Voilà le but d’un programme de détection précoce efficace.

L’utilité du PSA

Pour le CaP, il existe un test très efficace pour la détection précoce, qui est le dosage du PSA (prostate-specific antigen) sanguin, protéine découverte en 1970 par Richard J. Ablin. Etudié avec précision, puis validé, par la Food and Drug Administration (FDA) en 1986, le PSA est largement utilisé dans le monde entier pour détecter et suivre le CaP. Il a ainsi révolutionné la prise en charge de cette maladie. Son introduction a permis de diagnostiquer des tumeurs aux stades plus précoces et ainsi de pouvoir diminuer la mortalité liée à la maladie; par exemple le taux de maladies d’emblée métastatiques est passé de 19,8 % en 1989 à 3,3 % en 1998 en Pologne après l’introduction de ce marqueur [2].

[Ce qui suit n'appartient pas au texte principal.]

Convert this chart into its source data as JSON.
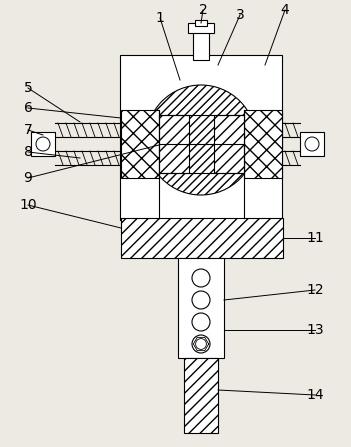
{
  "background_color": "#ede9e3",
  "line_color": "#000000",
  "figsize": [
    3.51,
    4.47
  ],
  "dpi": 100,
  "labels_left": [
    "5",
    "6",
    "7",
    "8",
    "9",
    "10"
  ],
  "labels_right": [
    "11",
    "12",
    "13",
    "14"
  ],
  "labels_top": [
    "1",
    "2",
    "3",
    "4"
  ]
}
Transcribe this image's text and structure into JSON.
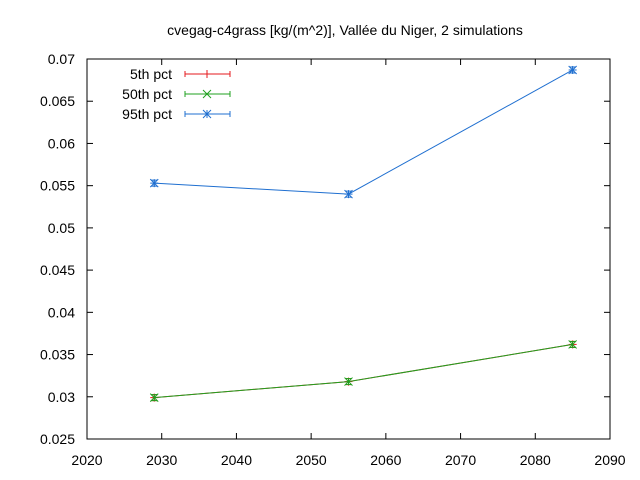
{
  "chart_data": {
    "type": "line",
    "title": "cvegag-c4grass [kg/(m^2)], Vallée du Niger, 2 simulations",
    "xlabel": "",
    "ylabel": "",
    "xlim": [
      2020,
      2090
    ],
    "ylim": [
      0.025,
      0.07
    ],
    "xticks": [
      2020,
      2030,
      2040,
      2050,
      2060,
      2070,
      2080,
      2090
    ],
    "yticks": [
      0.025,
      0.03,
      0.035,
      0.04,
      0.045,
      0.05,
      0.055,
      0.06,
      0.065,
      0.07
    ],
    "xtick_labels": [
      "2020",
      "2030",
      "2040",
      "2050",
      "2060",
      "2070",
      "2080",
      "2090"
    ],
    "ytick_labels": [
      "0.025",
      "0.03",
      "0.035",
      "0.04",
      "0.045",
      "0.05",
      "0.055",
      "0.06",
      "0.065",
      "0.07"
    ],
    "grid": false,
    "legend_position": "top-left",
    "x": [
      2029,
      2055,
      2085
    ],
    "series": [
      {
        "name": "5th pct",
        "color": "#e41a1c",
        "marker": "plus",
        "values": [
          0.0299,
          0.0318,
          0.0362
        ]
      },
      {
        "name": "50th pct",
        "color": "#1fa01f",
        "marker": "x",
        "values": [
          0.0299,
          0.0318,
          0.0362
        ]
      },
      {
        "name": "95th pct",
        "color": "#1f6fd0",
        "marker": "star",
        "values": [
          0.0553,
          0.054,
          0.0687
        ]
      }
    ]
  }
}
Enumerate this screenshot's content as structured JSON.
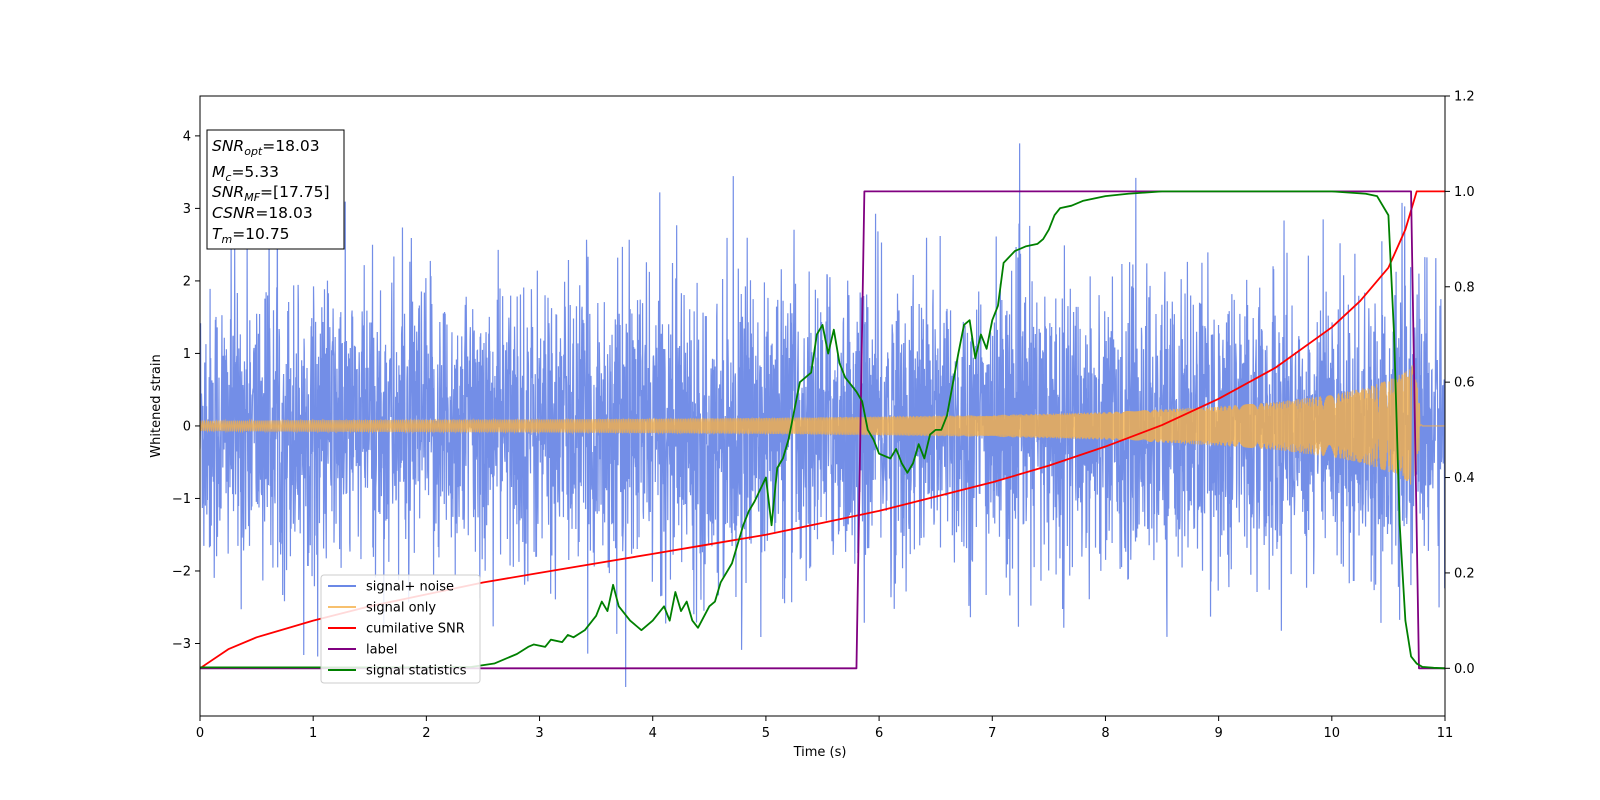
{
  "chart_data": {
    "type": "line",
    "xlabel": "Time (s)",
    "ylabel": "Whitened strain",
    "xlim": [
      0,
      11
    ],
    "ylim_left": [
      -4.0,
      4.55
    ],
    "ylim_right": [
      -0.1,
      1.2
    ],
    "x_ticks": [
      0,
      1,
      2,
      3,
      4,
      5,
      6,
      7,
      8,
      9,
      10,
      11
    ],
    "y_ticks_left": [
      -3,
      -2,
      -1,
      0,
      1,
      2,
      3,
      4
    ],
    "y_ticks_right": [
      0.0,
      0.2,
      0.4,
      0.6,
      0.8,
      1.0,
      1.2
    ],
    "y_tick_labels_left": [
      "−3",
      "−2",
      "−1",
      "0",
      "1",
      "2",
      "3",
      "4"
    ],
    "y_tick_labels_right": [
      "0.0",
      "0.2",
      "0.4",
      "0.6",
      "0.8",
      "1.0",
      "1.2"
    ],
    "grid": false,
    "legend_position": "lower-left",
    "annotation_box": {
      "position": "top-left",
      "lines": [
        {
          "main": "SNR",
          "sub": "opt",
          "rest": "=18.03"
        },
        {
          "main": "M",
          "sub": "c",
          "rest": "=5.33"
        },
        {
          "main": "SNR",
          "sub": "MF",
          "rest": "=[17.75]"
        },
        {
          "main": "CSNR",
          "sub": "",
          "rest": "=18.03"
        },
        {
          "main": "T",
          "sub": "m",
          "rest": "=10.75"
        }
      ]
    },
    "series": [
      {
        "name": "signal+ noise",
        "axis": "left",
        "color": "#6b88e6",
        "kind": "noise",
        "std": 0.92,
        "approx_range": [
          -3.6,
          4.15
        ],
        "merger_time": 10.75
      },
      {
        "name": "signal only",
        "axis": "left",
        "color": "#f5b04a",
        "kind": "chirp",
        "envelope_t": [
          0,
          1,
          2,
          3,
          4,
          5,
          6,
          7,
          8,
          9,
          9.5,
          10,
          10.3,
          10.5,
          10.65,
          10.72,
          10.75,
          10.8,
          11
        ],
        "envelope_amp": [
          0.07,
          0.08,
          0.085,
          0.09,
          0.1,
          0.11,
          0.13,
          0.15,
          0.19,
          0.27,
          0.33,
          0.43,
          0.53,
          0.63,
          0.75,
          0.85,
          0.6,
          0,
          0
        ]
      },
      {
        "name": "cumilative SNR",
        "axis": "right",
        "color": "#ff0000",
        "x": [
          0,
          0.25,
          0.5,
          1,
          1.5,
          2,
          2.5,
          3,
          3.5,
          4,
          4.5,
          5,
          5.5,
          6,
          6.5,
          7,
          7.5,
          8,
          8.5,
          9,
          9.5,
          10,
          10.25,
          10.5,
          10.65,
          10.75,
          11
        ],
        "y": [
          0.0,
          0.04,
          0.065,
          0.1,
          0.13,
          0.155,
          0.18,
          0.2,
          0.22,
          0.24,
          0.26,
          0.28,
          0.305,
          0.33,
          0.36,
          0.39,
          0.425,
          0.465,
          0.51,
          0.565,
          0.63,
          0.715,
          0.77,
          0.84,
          0.92,
          1.0,
          1.0
        ]
      },
      {
        "name": "label",
        "axis": "right",
        "color": "#800080",
        "x": [
          0,
          5.8,
          5.87,
          10.7,
          10.77,
          11
        ],
        "y": [
          0.0,
          0.0,
          1.0,
          1.0,
          0.0,
          0.0
        ]
      },
      {
        "name": "signal statistics",
        "axis": "right",
        "color": "#008000",
        "x": [
          0,
          0.5,
          1,
          1.5,
          2,
          2.4,
          2.6,
          2.8,
          2.9,
          2.95,
          3.05,
          3.1,
          3.2,
          3.25,
          3.3,
          3.4,
          3.5,
          3.55,
          3.6,
          3.65,
          3.7,
          3.8,
          3.9,
          4.0,
          4.1,
          4.15,
          4.2,
          4.25,
          4.3,
          4.35,
          4.4,
          4.5,
          4.55,
          4.6,
          4.7,
          4.8,
          4.85,
          4.9,
          5.0,
          5.05,
          5.1,
          5.15,
          5.2,
          5.3,
          5.4,
          5.45,
          5.5,
          5.55,
          5.6,
          5.65,
          5.7,
          5.8,
          5.85,
          5.9,
          5.95,
          6.0,
          6.1,
          6.15,
          6.2,
          6.25,
          6.3,
          6.35,
          6.4,
          6.45,
          6.5,
          6.55,
          6.6,
          6.7,
          6.75,
          6.8,
          6.85,
          6.9,
          6.95,
          7.0,
          7.05,
          7.1,
          7.2,
          7.3,
          7.4,
          7.45,
          7.5,
          7.55,
          7.6,
          7.7,
          7.8,
          7.9,
          8.0,
          8.2,
          8.5,
          9.0,
          9.5,
          10.0,
          10.3,
          10.4,
          10.5,
          10.55,
          10.6,
          10.65,
          10.7,
          10.75,
          10.8,
          10.9,
          11.0
        ],
        "y": [
          0.002,
          0.002,
          0.002,
          0.002,
          0.002,
          0.003,
          0.01,
          0.03,
          0.045,
          0.05,
          0.045,
          0.06,
          0.055,
          0.07,
          0.065,
          0.08,
          0.11,
          0.14,
          0.12,
          0.175,
          0.13,
          0.1,
          0.08,
          0.1,
          0.13,
          0.1,
          0.16,
          0.12,
          0.14,
          0.1,
          0.085,
          0.13,
          0.14,
          0.18,
          0.22,
          0.3,
          0.33,
          0.35,
          0.4,
          0.3,
          0.42,
          0.44,
          0.48,
          0.6,
          0.62,
          0.7,
          0.72,
          0.66,
          0.71,
          0.64,
          0.61,
          0.58,
          0.56,
          0.5,
          0.48,
          0.45,
          0.44,
          0.46,
          0.43,
          0.41,
          0.43,
          0.47,
          0.44,
          0.49,
          0.5,
          0.5,
          0.53,
          0.66,
          0.72,
          0.73,
          0.65,
          0.7,
          0.67,
          0.73,
          0.76,
          0.85,
          0.875,
          0.885,
          0.89,
          0.9,
          0.92,
          0.95,
          0.965,
          0.97,
          0.98,
          0.985,
          0.99,
          0.995,
          1.0,
          1.0,
          1.0,
          1.0,
          0.995,
          0.99,
          0.95,
          0.7,
          0.3,
          0.1,
          0.025,
          0.01,
          0.003,
          0.001,
          0.0
        ]
      }
    ]
  }
}
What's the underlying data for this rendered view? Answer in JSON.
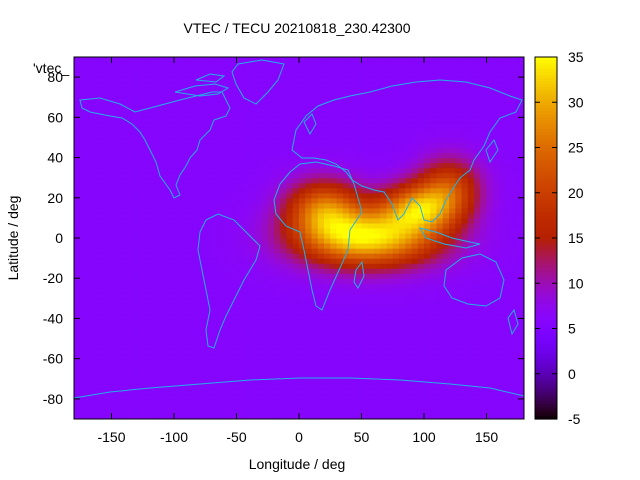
{
  "chart_data": {
    "type": "heatmap",
    "title": "VTEC / TECU 20210818_230.42300",
    "xlabel": "Longitude / deg",
    "ylabel": "Latitude / deg",
    "xlim": [
      -180,
      180
    ],
    "ylim": [
      -90,
      90
    ],
    "x_ticks": [
      -150,
      -100,
      -50,
      0,
      50,
      100,
      150
    ],
    "y_ticks": [
      -80,
      -60,
      -40,
      -20,
      0,
      20,
      40,
      60,
      80
    ],
    "colorbar": {
      "range": [
        -5,
        35
      ],
      "ticks": [
        -5,
        0,
        5,
        10,
        15,
        20,
        25,
        30,
        35
      ],
      "palette": "gnuplot default (black-purple-red-orange-yellow)"
    },
    "legend": {
      "entry": "'vtec_",
      "position": "top-left"
    },
    "grid": false,
    "approx_field": {
      "background_value": 6,
      "peaks": [
        {
          "lon": 55,
          "lat": 0,
          "value": 33,
          "spread_lon": 55,
          "spread_lat": 14
        },
        {
          "lon": 95,
          "lat": 15,
          "value": 26,
          "spread_lon": 30,
          "spread_lat": 12
        },
        {
          "lon": 20,
          "lat": 15,
          "value": 24,
          "spread_lon": 30,
          "spread_lat": 14
        },
        {
          "lon": 120,
          "lat": 25,
          "value": 20,
          "spread_lon": 25,
          "spread_lat": 15
        }
      ]
    }
  }
}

Une dizaine d’années après l’introduction du PSA dans la pratique clinique, deux études prospectives ont investigué l’opportunité d’un dépistage de masse pour le CaP, avec des résultats contradictoires. L’étude PLCO (Prostate Lung Colorectal and Ovarian cancer screening trial), débutée en 1996 en Amérique du Nord, a randomisé plus de 76.000 patients suivis pour au moins 10 ans. De façon surprenante, le taux de mortalité liée au CaP du groupe de patients dépistés s’est avéré semblable à celui du groupe n’ayant pas bénéficié de dépistage [4]. L’étude ERSCP (European Randomised Study of screening for Prostate Cancer; 182.000 patients suivis pendant plus de 10 ans) montre par contre, déjà dans sa première publication, une diminution substantielle du taux de mortalité spécifique du CaP de 20 % [5].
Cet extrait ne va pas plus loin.